O zamanlar, görgüsüz acemi gözlerim, tiyatroların bayağı oyunlarıyla ne güzel avunurdu... Henüz hayatın acılığını duymamış körpe yüreğim sanatsız oyuncuların sahte rollerinden ne derin sızılar duyardı... Sanatkârlık tahtına kaba bir aktör parçasını geçirip oturttuğum, edebiyatın şahikasına saçma bir eser çıkarıp koyduğum o saf yaşıma şimdi tahassürler ediyorum. Çocukluğumun o metanetli kanaatini bir daha kendimde bulamamak beni üzüyor. Zaten tecrübe ve yaş kolay aldatılıp kolay avutulmamak değil midir? Şimdiki neslin heyecansızlığı, maddiyatçılığı karşısında zaten o eski ramazanlar yaşayamazdı. O eski ramazanlar için bizim aldığımız dini terbiye, bizim gördüğümüz sakin ve huzurlu ömür lazımdır. Zannetmem ki çocuklarımız o yarı sönük, yarı silik mahyalarla ramazan davulcularının o yarı bozuk o yarı boğuk beyitlerinden zevk duysunlar…

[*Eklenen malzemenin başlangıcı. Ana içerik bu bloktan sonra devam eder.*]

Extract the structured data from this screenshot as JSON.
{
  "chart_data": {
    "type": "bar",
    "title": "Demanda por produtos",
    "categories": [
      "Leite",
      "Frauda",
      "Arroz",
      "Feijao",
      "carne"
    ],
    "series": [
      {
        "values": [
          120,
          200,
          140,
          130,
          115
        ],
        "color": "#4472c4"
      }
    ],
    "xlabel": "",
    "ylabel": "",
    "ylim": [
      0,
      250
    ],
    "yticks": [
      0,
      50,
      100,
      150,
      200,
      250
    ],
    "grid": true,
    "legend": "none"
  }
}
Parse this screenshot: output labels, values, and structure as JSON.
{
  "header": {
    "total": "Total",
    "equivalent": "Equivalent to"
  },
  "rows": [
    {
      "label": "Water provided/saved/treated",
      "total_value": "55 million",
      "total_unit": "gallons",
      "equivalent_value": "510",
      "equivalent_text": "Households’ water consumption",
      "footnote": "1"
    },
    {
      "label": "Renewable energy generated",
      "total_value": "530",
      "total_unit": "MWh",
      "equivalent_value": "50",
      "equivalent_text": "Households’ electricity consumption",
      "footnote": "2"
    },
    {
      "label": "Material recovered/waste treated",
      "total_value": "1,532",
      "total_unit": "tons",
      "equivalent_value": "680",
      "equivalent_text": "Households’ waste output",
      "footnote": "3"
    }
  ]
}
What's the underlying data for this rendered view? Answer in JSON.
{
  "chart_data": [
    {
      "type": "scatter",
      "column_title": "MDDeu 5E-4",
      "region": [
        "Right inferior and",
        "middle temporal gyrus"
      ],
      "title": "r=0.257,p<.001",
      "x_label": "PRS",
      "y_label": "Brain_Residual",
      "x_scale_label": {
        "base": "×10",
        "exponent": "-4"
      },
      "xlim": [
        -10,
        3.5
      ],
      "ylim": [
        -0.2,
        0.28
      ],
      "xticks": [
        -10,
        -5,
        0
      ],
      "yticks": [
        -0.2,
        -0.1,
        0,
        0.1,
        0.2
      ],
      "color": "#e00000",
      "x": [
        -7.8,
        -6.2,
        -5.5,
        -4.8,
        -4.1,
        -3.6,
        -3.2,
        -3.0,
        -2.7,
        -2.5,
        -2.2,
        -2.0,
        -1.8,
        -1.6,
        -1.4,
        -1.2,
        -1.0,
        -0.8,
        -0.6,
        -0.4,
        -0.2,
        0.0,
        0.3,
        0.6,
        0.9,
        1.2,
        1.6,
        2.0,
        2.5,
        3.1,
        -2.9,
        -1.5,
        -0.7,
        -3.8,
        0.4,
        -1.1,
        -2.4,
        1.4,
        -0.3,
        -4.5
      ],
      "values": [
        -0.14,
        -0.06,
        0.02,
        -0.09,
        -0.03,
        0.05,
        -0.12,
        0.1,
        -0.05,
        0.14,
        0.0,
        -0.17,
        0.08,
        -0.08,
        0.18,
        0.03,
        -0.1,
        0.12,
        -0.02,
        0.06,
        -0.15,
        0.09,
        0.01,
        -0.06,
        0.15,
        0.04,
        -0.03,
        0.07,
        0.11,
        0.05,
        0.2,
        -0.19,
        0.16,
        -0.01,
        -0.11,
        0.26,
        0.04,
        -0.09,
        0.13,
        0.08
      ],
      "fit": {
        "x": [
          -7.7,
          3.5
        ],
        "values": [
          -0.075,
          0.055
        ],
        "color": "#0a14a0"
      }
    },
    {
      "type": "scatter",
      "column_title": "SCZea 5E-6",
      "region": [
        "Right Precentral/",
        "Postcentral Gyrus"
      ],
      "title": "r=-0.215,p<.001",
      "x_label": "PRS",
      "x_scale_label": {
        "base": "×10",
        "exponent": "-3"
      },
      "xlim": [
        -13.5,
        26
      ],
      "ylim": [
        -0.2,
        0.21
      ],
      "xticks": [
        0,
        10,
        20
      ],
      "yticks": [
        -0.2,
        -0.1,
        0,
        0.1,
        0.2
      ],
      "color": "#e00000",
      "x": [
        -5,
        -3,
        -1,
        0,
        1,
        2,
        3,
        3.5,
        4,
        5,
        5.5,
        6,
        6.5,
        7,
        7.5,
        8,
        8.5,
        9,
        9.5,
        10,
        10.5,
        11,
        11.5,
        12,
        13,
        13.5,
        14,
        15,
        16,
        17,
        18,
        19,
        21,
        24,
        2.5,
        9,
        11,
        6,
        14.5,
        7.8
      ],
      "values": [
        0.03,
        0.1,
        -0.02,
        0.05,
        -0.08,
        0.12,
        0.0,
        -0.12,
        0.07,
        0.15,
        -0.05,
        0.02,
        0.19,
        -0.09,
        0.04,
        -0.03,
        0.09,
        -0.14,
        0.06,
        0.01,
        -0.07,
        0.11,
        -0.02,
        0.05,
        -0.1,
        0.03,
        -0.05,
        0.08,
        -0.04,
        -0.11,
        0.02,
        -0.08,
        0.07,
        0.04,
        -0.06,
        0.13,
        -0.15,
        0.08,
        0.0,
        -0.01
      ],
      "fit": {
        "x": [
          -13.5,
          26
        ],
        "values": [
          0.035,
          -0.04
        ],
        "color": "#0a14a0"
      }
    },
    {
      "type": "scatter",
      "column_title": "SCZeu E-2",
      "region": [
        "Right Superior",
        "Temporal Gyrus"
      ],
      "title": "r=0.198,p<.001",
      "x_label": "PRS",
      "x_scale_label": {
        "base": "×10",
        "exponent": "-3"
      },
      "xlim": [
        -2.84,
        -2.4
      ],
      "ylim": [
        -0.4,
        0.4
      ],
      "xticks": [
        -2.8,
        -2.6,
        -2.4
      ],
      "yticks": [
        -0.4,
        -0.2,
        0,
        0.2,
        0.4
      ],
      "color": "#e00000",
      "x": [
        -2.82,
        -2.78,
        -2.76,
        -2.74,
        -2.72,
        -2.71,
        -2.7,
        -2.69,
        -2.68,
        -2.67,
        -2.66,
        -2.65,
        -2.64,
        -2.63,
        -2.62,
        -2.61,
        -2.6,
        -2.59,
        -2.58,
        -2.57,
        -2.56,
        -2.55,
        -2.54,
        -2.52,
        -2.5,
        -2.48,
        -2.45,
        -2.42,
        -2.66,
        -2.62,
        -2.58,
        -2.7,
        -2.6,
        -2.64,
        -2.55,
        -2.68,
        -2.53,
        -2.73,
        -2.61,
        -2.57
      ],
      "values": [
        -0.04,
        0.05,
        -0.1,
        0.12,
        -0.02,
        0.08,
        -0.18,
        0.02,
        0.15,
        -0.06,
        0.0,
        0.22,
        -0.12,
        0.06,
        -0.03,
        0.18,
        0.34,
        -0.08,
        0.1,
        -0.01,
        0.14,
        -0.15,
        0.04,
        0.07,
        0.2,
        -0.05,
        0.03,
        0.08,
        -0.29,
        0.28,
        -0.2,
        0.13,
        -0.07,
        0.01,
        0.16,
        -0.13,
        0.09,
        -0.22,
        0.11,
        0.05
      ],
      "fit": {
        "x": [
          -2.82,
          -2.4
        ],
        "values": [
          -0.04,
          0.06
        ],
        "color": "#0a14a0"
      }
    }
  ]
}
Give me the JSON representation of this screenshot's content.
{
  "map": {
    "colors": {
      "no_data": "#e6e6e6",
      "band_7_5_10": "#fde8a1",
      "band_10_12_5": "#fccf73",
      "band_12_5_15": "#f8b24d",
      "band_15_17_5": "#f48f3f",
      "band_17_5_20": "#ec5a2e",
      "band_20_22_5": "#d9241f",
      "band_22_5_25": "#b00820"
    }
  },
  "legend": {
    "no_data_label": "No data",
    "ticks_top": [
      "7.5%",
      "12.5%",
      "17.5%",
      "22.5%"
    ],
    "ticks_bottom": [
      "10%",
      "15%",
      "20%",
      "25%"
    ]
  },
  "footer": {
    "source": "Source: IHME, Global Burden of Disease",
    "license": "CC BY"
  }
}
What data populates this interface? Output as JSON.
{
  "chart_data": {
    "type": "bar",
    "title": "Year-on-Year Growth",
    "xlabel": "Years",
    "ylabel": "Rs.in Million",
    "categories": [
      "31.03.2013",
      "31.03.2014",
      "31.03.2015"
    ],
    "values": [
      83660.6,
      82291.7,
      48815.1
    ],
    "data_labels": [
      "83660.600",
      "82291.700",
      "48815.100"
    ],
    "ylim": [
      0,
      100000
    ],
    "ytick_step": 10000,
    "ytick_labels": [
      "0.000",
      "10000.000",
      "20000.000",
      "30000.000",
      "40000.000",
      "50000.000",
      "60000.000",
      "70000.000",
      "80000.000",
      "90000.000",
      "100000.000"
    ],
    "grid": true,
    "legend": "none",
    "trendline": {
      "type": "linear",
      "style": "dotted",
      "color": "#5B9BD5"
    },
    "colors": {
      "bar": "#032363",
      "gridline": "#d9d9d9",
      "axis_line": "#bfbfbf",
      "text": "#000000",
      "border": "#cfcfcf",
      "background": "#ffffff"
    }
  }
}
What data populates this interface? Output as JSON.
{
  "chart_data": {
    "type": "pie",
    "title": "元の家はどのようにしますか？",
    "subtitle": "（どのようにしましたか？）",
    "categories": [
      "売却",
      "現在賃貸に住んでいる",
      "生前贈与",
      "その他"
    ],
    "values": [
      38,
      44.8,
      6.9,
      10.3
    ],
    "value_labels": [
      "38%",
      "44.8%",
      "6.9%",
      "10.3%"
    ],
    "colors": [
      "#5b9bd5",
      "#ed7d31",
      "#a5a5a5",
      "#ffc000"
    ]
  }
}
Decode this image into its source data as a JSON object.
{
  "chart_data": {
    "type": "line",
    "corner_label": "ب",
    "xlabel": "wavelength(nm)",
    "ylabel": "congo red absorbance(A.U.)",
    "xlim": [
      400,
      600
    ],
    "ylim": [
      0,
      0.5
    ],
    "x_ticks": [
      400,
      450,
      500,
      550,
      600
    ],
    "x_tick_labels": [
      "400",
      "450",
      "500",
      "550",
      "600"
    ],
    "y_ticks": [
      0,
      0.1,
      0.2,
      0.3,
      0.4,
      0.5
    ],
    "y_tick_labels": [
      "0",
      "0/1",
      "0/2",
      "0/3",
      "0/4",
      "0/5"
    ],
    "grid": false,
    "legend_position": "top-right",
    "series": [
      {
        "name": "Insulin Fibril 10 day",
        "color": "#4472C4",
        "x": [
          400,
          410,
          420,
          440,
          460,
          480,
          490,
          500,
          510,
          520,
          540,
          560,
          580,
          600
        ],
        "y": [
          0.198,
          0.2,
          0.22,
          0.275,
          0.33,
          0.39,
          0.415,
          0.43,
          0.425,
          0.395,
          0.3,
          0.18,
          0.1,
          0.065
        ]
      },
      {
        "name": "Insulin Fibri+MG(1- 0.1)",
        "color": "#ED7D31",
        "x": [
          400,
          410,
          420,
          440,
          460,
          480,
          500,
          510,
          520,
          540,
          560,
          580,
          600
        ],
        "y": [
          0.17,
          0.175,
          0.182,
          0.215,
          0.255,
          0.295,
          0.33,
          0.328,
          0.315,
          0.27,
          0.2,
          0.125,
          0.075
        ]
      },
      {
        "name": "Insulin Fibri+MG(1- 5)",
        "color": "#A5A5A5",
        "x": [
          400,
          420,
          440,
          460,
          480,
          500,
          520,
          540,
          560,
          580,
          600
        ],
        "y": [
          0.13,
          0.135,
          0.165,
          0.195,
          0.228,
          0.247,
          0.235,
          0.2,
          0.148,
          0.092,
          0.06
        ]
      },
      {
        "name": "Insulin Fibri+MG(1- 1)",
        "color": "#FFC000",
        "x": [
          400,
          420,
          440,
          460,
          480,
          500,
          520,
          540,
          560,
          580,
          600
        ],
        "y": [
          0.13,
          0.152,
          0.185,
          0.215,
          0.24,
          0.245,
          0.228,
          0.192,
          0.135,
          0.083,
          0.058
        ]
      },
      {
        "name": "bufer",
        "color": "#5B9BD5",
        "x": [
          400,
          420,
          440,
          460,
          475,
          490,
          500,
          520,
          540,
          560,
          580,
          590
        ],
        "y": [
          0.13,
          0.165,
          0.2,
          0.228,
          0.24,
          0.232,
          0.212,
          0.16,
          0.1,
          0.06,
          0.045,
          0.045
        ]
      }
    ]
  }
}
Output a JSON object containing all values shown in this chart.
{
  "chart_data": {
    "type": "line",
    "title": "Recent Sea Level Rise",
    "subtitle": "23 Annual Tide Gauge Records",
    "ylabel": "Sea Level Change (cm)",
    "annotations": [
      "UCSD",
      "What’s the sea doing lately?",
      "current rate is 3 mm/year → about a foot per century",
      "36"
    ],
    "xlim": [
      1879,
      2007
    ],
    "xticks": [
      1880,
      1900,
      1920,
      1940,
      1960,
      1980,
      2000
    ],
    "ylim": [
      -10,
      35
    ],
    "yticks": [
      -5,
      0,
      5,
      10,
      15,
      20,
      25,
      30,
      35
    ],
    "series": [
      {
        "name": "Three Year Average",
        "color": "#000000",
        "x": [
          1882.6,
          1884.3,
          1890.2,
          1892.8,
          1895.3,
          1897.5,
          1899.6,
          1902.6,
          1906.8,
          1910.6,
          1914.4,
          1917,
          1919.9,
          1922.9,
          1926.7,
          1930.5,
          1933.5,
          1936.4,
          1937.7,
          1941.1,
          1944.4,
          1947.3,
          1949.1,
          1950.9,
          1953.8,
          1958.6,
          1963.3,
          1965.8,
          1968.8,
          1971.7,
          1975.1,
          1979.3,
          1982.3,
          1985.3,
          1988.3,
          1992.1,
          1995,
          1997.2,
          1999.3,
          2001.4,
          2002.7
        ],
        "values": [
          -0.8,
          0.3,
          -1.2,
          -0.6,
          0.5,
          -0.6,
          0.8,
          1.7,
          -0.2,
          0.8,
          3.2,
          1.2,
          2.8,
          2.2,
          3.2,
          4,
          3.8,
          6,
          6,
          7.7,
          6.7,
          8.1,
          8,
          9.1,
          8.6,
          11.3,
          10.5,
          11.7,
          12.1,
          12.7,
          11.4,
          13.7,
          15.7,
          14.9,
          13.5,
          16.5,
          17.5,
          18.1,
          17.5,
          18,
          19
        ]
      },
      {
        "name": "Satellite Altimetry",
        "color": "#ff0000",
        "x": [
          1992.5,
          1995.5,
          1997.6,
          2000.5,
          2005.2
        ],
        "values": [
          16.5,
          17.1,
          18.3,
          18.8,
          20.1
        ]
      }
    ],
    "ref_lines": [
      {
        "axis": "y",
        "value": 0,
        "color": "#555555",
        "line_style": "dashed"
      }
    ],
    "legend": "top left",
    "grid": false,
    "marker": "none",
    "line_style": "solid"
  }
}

Şimdi düşünüyorum da, acaba bana mı senelerin uzaklığı ardından o eski ramazanlar bu kadar cazibeli, bu kadar erişilmez bir saadet gibi görünüyor diyorum. Direkler arasının dükkânlarını dolduran o kedersiz gözlü, dertsiz başlı adamlar, refah içinde oynaşıp yumuşamış ihtiyarlar hakikaten bana şimdi göründükleri gibi mesud değil miydiler, diye şüpheye düşüyorum. Ne tatlı vakit geçirirdim... Gündüz camilere giderim, sakin sesle mesnevi okuyan dervişleri hürmetle dinler, gür seda ile halkı ikaza çalışan kocaman sarıklı kürsü şeyhlerini geçerek ruhuma mukaddes makamların ışığını dolduran yanık sesli hafızların sıra sıra diz çökmüş dindaşlarımla dolu halkanın arasına sokulurdum. Her köşesinden ayrı şevkte, ayrı makamda, birçok seslerin yükseldiği bu geniş akisli yüksek cami altında cismimi ne kadar ufak, benliğimi ne kadar günahkâr bulurdum.
Kibrimden gururumdan kaybede kaybede, ruhumu hafifleten bu ziyaretler yüreğimin sadece dünyaya açık penceresine sanki ahiretten bir menfez açardı. Vücudumu uhrevi bir hava yayılırdı. Kapıların ağır meşin perdelerini kaldırıp dışarı çıktığım zaman, kendimi o kadar değişmiş bulurdum ki, bir müddet yabancı bir adamla yan yana gider gibi olurdum. Sonra yavaş yavaş bayağılığını geçiren bir adam gibi ayıldığım zaman başımda hafif ve tatlı bir durgunluk kalırdı. Bunları hatırladıkça göğsüm heyecandan kabarıyor, şimdi bu hislere ne kadar uzağım.